Second place went to Dylan Saver and Joe Smith, recent graduates from the Yale School of Architecture, New Haven Connecticut. Graduating students Michal Blois, Sean McLean and Jason Fung from Ryerson University in Toronto grabbed third place. There were also a number of honourable mentions from student teams from Argentina, Moscow and Dalhousie University in Halifax.

Judging was conducted on the creativity of the submissions, the potential to stimulate discussion about what a school of architecture should look like and how it could be integrated into the downtown, said a release.

“The jurors liked this particular (Italian) design but there are interesting solutions in the other designs as well. This may be the site selected but it remains to be seen,” said Blaine Nicholls, retired architect and chair of the Northern School of Architecture committee.

The Rome students selected a site just north of the railway tracks. The competition was held not for the final architectural design but to solicit some ideas that could influence the final design for the school.

Cardinal, a member of the expert panel that judged the entries, praised the design for its theme of working with nature and contributing to a strong downtown.

“The landscaping and the building all work with nature. More than any other scheme it addresses the most important feature which is the sun. It opens towards the sun in a very organic and sensitive way,” said Cardinal.

The winning design is a green building concept, he emphasized, involving passive solar design concepts.

“If you look at the building it has an east west axis. The orientation of the building opens to the south so you have the sun angle coming in,” he added.

“It is so important in the northern climate to orient the building towards the sun. After all that is the most important source of energy we have and we ignore it.”

Cardinal said there was energy saving designs for the north side of the building as well.

“The backside (of the structure)is more enclosed from the north wind. These kinds of considerations most people forget about,” he added.

“All these considerations of passive solar, orientation, are so important because we waste so much energy by not considering these fundamental issues. We can design buildings with proper (building) envelopes (walls and roofs) that address the sun in a way that can reduce energy substantially.”

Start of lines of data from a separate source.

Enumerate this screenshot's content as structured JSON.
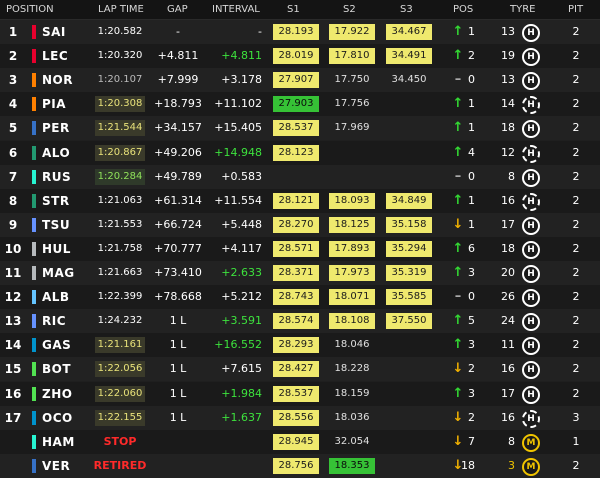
{
  "header": {
    "position": "POSITION",
    "lap_time": "LAP TIME",
    "gap": "GAP",
    "interval": "INTERVAL",
    "s1": "S1",
    "s2": "S2",
    "s3": "S3",
    "pos": "POS",
    "tyre": "TYRE",
    "pit": "PIT"
  },
  "colors": {
    "sector_yellow": "#efe96e",
    "sector_green": "#36c236",
    "interval_green": "#3de23d",
    "arrow_up": "#33d933",
    "arrow_down": "#f0b000",
    "status_red": "#ff2a2a"
  },
  "rows": [
    {
      "pos": "1",
      "team_color": "#e8002d",
      "driver": "SAI",
      "lap": "1:20.582",
      "lap_style": "plain",
      "gap": "-",
      "interval": "-",
      "interval_green": false,
      "s1": "28.193",
      "s1_style": "yellow",
      "s2": "17.922",
      "s2_style": "yellow",
      "s3": "34.467",
      "s3_style": "yellow",
      "arrow": "↑",
      "arrow_dir": "up",
      "pos_change": "1",
      "tyre_laps": "13",
      "tyre_laps_style": "plain",
      "tyre_compound": "H",
      "tyre_used": false,
      "pit": "2"
    },
    {
      "pos": "2",
      "team_color": "#e8002d",
      "driver": "LEC",
      "lap": "1:20.320",
      "lap_style": "plain",
      "gap": "+4.811",
      "interval": "+4.811",
      "interval_green": true,
      "s1": "28.019",
      "s1_style": "yellow",
      "s2": "17.810",
      "s2_style": "yellow",
      "s3": "34.491",
      "s3_style": "yellow",
      "arrow": "↑",
      "arrow_dir": "up",
      "pos_change": "2",
      "tyre_laps": "19",
      "tyre_laps_style": "plain",
      "tyre_compound": "H",
      "tyre_used": false,
      "pit": "2"
    },
    {
      "pos": "3",
      "team_color": "#ff8000",
      "driver": "NOR",
      "lap": "1:20.107",
      "lap_style": "grey",
      "gap": "+7.999",
      "interval": "+3.178",
      "interval_green": false,
      "s1": "27.907",
      "s1_style": "yellow",
      "s2": "17.750",
      "s2_style": "plain",
      "s3": "34.450",
      "s3_style": "plain",
      "arrow": "–",
      "arrow_dir": "none",
      "pos_change": "0",
      "tyre_laps": "13",
      "tyre_laps_style": "plain",
      "tyre_compound": "H",
      "tyre_used": false,
      "pit": "2"
    },
    {
      "pos": "4",
      "team_color": "#ff8000",
      "driver": "PIA",
      "lap": "1:20.308",
      "lap_style": "yellow",
      "gap": "+18.793",
      "interval": "+11.102",
      "interval_green": false,
      "s1": "27.903",
      "s1_style": "green",
      "s2": "17.756",
      "s2_style": "plain",
      "s3": "",
      "s3_style": "none",
      "arrow": "↑",
      "arrow_dir": "up",
      "pos_change": "1",
      "tyre_laps": "14",
      "tyre_laps_style": "plain",
      "tyre_compound": "H",
      "tyre_used": true,
      "pit": "2"
    },
    {
      "pos": "5",
      "team_color": "#3671c6",
      "driver": "PER",
      "lap": "1:21.544",
      "lap_style": "yellow",
      "gap": "+34.157",
      "interval": "+15.405",
      "interval_green": false,
      "s1": "28.537",
      "s1_style": "yellow",
      "s2": "17.969",
      "s2_style": "plain",
      "s3": "",
      "s3_style": "none",
      "arrow": "↑",
      "arrow_dir": "up",
      "pos_change": "1",
      "tyre_laps": "18",
      "tyre_laps_style": "plain",
      "tyre_compound": "H",
      "tyre_used": false,
      "pit": "2"
    },
    {
      "pos": "6",
      "team_color": "#229971",
      "driver": "ALO",
      "lap": "1:20.867",
      "lap_style": "yellow",
      "gap": "+49.206",
      "interval": "+14.948",
      "interval_green": true,
      "s1": "28.123",
      "s1_style": "yellow",
      "s2": "",
      "s2_style": "none",
      "s3": "",
      "s3_style": "none",
      "arrow": "↑",
      "arrow_dir": "up",
      "pos_change": "4",
      "tyre_laps": "12",
      "tyre_laps_style": "plain",
      "tyre_compound": "H",
      "tyre_used": true,
      "pit": "2"
    },
    {
      "pos": "7",
      "team_color": "#27f4d2",
      "driver": "RUS",
      "lap": "1:20.284",
      "lap_style": "green",
      "gap": "+49.789",
      "interval": "+0.583",
      "interval_green": false,
      "s1": "",
      "s1_style": "none",
      "s2": "",
      "s2_style": "none",
      "s3": "",
      "s3_style": "none",
      "arrow": "–",
      "arrow_dir": "none",
      "pos_change": "0",
      "tyre_laps": "8",
      "tyre_laps_style": "plain",
      "tyre_compound": "H",
      "tyre_used": false,
      "pit": "2"
    },
    {
      "pos": "8",
      "team_color": "#229971",
      "driver": "STR",
      "lap": "1:21.063",
      "lap_style": "plain",
      "gap": "+61.314",
      "interval": "+11.554",
      "interval_green": false,
      "s1": "28.121",
      "s1_style": "yellow",
      "s2": "18.093",
      "s2_style": "yellow",
      "s3": "34.849",
      "s3_style": "yellow",
      "arrow": "↑",
      "arrow_dir": "up",
      "pos_change": "1",
      "tyre_laps": "16",
      "tyre_laps_style": "plain",
      "tyre_compound": "H",
      "tyre_used": true,
      "pit": "2"
    },
    {
      "pos": "9",
      "team_color": "#6692ff",
      "driver": "TSU",
      "lap": "1:21.553",
      "lap_style": "plain",
      "gap": "+66.724",
      "interval": "+5.448",
      "interval_green": false,
      "s1": "28.270",
      "s1_style": "yellow",
      "s2": "18.125",
      "s2_style": "yellow",
      "s3": "35.158",
      "s3_style": "yellow",
      "arrow": "↓",
      "arrow_dir": "down",
      "pos_change": "1",
      "tyre_laps": "17",
      "tyre_laps_style": "plain",
      "tyre_compound": "H",
      "tyre_used": false,
      "pit": "2"
    },
    {
      "pos": "10",
      "team_color": "#b6babd",
      "driver": "HUL",
      "lap": "1:21.758",
      "lap_style": "plain",
      "gap": "+70.777",
      "interval": "+4.117",
      "interval_green": false,
      "s1": "28.571",
      "s1_style": "yellow",
      "s2": "17.893",
      "s2_style": "yellow",
      "s3": "35.294",
      "s3_style": "yellow",
      "arrow": "↑",
      "arrow_dir": "up",
      "pos_change": "6",
      "tyre_laps": "18",
      "tyre_laps_style": "plain",
      "tyre_compound": "H",
      "tyre_used": false,
      "pit": "2"
    },
    {
      "pos": "11",
      "team_color": "#b6babd",
      "driver": "MAG",
      "lap": "1:21.663",
      "lap_style": "plain",
      "gap": "+73.410",
      "interval": "+2.633",
      "interval_green": true,
      "s1": "28.371",
      "s1_style": "yellow",
      "s2": "17.973",
      "s2_style": "yellow",
      "s3": "35.319",
      "s3_style": "yellow",
      "arrow": "↑",
      "arrow_dir": "up",
      "pos_change": "3",
      "tyre_laps": "20",
      "tyre_laps_style": "plain",
      "tyre_compound": "H",
      "tyre_used": false,
      "pit": "2"
    },
    {
      "pos": "12",
      "team_color": "#64c4ff",
      "driver": "ALB",
      "lap": "1:22.399",
      "lap_style": "plain",
      "gap": "+78.668",
      "interval": "+5.212",
      "interval_green": false,
      "s1": "28.743",
      "s1_style": "yellow",
      "s2": "18.071",
      "s2_style": "yellow",
      "s3": "35.585",
      "s3_style": "yellow",
      "arrow": "–",
      "arrow_dir": "none",
      "pos_change": "0",
      "tyre_laps": "26",
      "tyre_laps_style": "plain",
      "tyre_compound": "H",
      "tyre_used": false,
      "pit": "2"
    },
    {
      "pos": "13",
      "team_color": "#6692ff",
      "driver": "RIC",
      "lap": "1:24.232",
      "lap_style": "plain",
      "gap": "1 L",
      "interval": "+3.591",
      "interval_green": true,
      "s1": "28.574",
      "s1_style": "yellow",
      "s2": "18.108",
      "s2_style": "yellow",
      "s3": "37.550",
      "s3_style": "yellow",
      "arrow": "↑",
      "arrow_dir": "up",
      "pos_change": "5",
      "tyre_laps": "24",
      "tyre_laps_style": "plain",
      "tyre_compound": "H",
      "tyre_used": false,
      "pit": "2"
    },
    {
      "pos": "14",
      "team_color": "#0093cc",
      "driver": "GAS",
      "lap": "1:21.161",
      "lap_style": "yellow",
      "gap": "1 L",
      "interval": "+16.552",
      "interval_green": true,
      "s1": "28.293",
      "s1_style": "yellow",
      "s2": "18.046",
      "s2_style": "plain",
      "s3": "",
      "s3_style": "none",
      "arrow": "↑",
      "arrow_dir": "up",
      "pos_change": "3",
      "tyre_laps": "11",
      "tyre_laps_style": "plain",
      "tyre_compound": "H",
      "tyre_used": false,
      "pit": "2"
    },
    {
      "pos": "15",
      "team_color": "#52e252",
      "driver": "BOT",
      "lap": "1:22.056",
      "lap_style": "yellow",
      "gap": "1 L",
      "interval": "+7.615",
      "interval_green": false,
      "s1": "28.427",
      "s1_style": "yellow",
      "s2": "18.228",
      "s2_style": "plain",
      "s3": "",
      "s3_style": "none",
      "arrow": "↓",
      "arrow_dir": "down",
      "pos_change": "2",
      "tyre_laps": "16",
      "tyre_laps_style": "plain",
      "tyre_compound": "H",
      "tyre_used": false,
      "pit": "2"
    },
    {
      "pos": "16",
      "team_color": "#52e252",
      "driver": "ZHO",
      "lap": "1:22.060",
      "lap_style": "yellow",
      "gap": "1 L",
      "interval": "+1.984",
      "interval_green": true,
      "s1": "28.537",
      "s1_style": "yellow",
      "s2": "18.159",
      "s2_style": "plain",
      "s3": "",
      "s3_style": "none",
      "arrow": "↑",
      "arrow_dir": "up",
      "pos_change": "3",
      "tyre_laps": "17",
      "tyre_laps_style": "plain",
      "tyre_compound": "H",
      "tyre_used": false,
      "pit": "2"
    },
    {
      "pos": "17",
      "team_color": "#0093cc",
      "driver": "OCO",
      "lap": "1:22.155",
      "lap_style": "yellow",
      "gap": "1 L",
      "interval": "+1.637",
      "interval_green": true,
      "s1": "28.556",
      "s1_style": "yellow",
      "s2": "18.036",
      "s2_style": "plain",
      "s3": "",
      "s3_style": "none",
      "arrow": "↓",
      "arrow_dir": "down",
      "pos_change": "2",
      "tyre_laps": "16",
      "tyre_laps_style": "plain",
      "tyre_compound": "H",
      "tyre_used": true,
      "pit": "3"
    },
    {
      "pos": "",
      "team_color": "#27f4d2",
      "driver": "HAM",
      "lap": "STOP",
      "lap_style": "status",
      "gap": "",
      "interval": "",
      "interval_green": false,
      "s1": "28.945",
      "s1_style": "yellow",
      "s2": "32.054",
      "s2_style": "plain",
      "s3": "",
      "s3_style": "none",
      "arrow": "↓",
      "arrow_dir": "down",
      "pos_change": "7",
      "tyre_laps": "8",
      "tyre_laps_style": "plain",
      "tyre_compound": "M",
      "tyre_used": false,
      "pit": "1"
    },
    {
      "pos": "",
      "team_color": "#3671c6",
      "driver": "VER",
      "lap": "RETIRED",
      "lap_style": "status",
      "gap": "",
      "interval": "",
      "interval_green": false,
      "s1": "28.756",
      "s1_style": "yellow",
      "s2": "18.353",
      "s2_style": "green",
      "s3": "",
      "s3_style": "none",
      "arrow": "↓",
      "arrow_dir": "down",
      "pos_change": "18",
      "tyre_laps": "3",
      "tyre_laps_style": "yellow",
      "tyre_compound": "M",
      "tyre_used": false,
      "pit": "2"
    }
  ]
}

Cardinal said his architectural firm has done this kind of design work in the past and in their ongoing work. He referred to the Canadian Museum of Civilization in Hull, Quebec as an example of energy efficient design his firm had developed.

Housing can also reflect these concepts, he said.

“In our housing there is no reason why we can not design a net zero house (that uses no off site heating or cooling source). We have the technology to do that. We are wasting so much energy by not designing properly building envelopes.”

The winning ideas design and the second and third place winners and honourable mentions will be set up at Tom Davies Square, said Nicholls.

The architecture school project's business plan has been approved by the Laurentian University board of directors.

Dominic Giroux, president of Laurentian University, will present the business plan to the Ontario government shortly, said Nicholls.

“We hope to have the first class begin in 2011 but based on that schedule they will be in temporary facilities (until the building is finished).”

If the project continues to maintain its schedule it will involve having the building erected by 2013, he noted.

Nicholls said the $10 million contribution from the City of Greater Sudbury (over 10 years) had made a huge difference in interesting federal, provincial and private sector partners.

Rodriguez agreed.

“We put our money where our mouth was.” That is why that why other funders are showing interest, said Rodriguez.

Nicholls also acknowledged the $50,000 contribution made to the school (if it is funded by senior funders) by Downtown Sudbury. He said the group, dedicated to improving the downtown, realized the potential the building, its students and staff would have for the revitalization of the core of the city.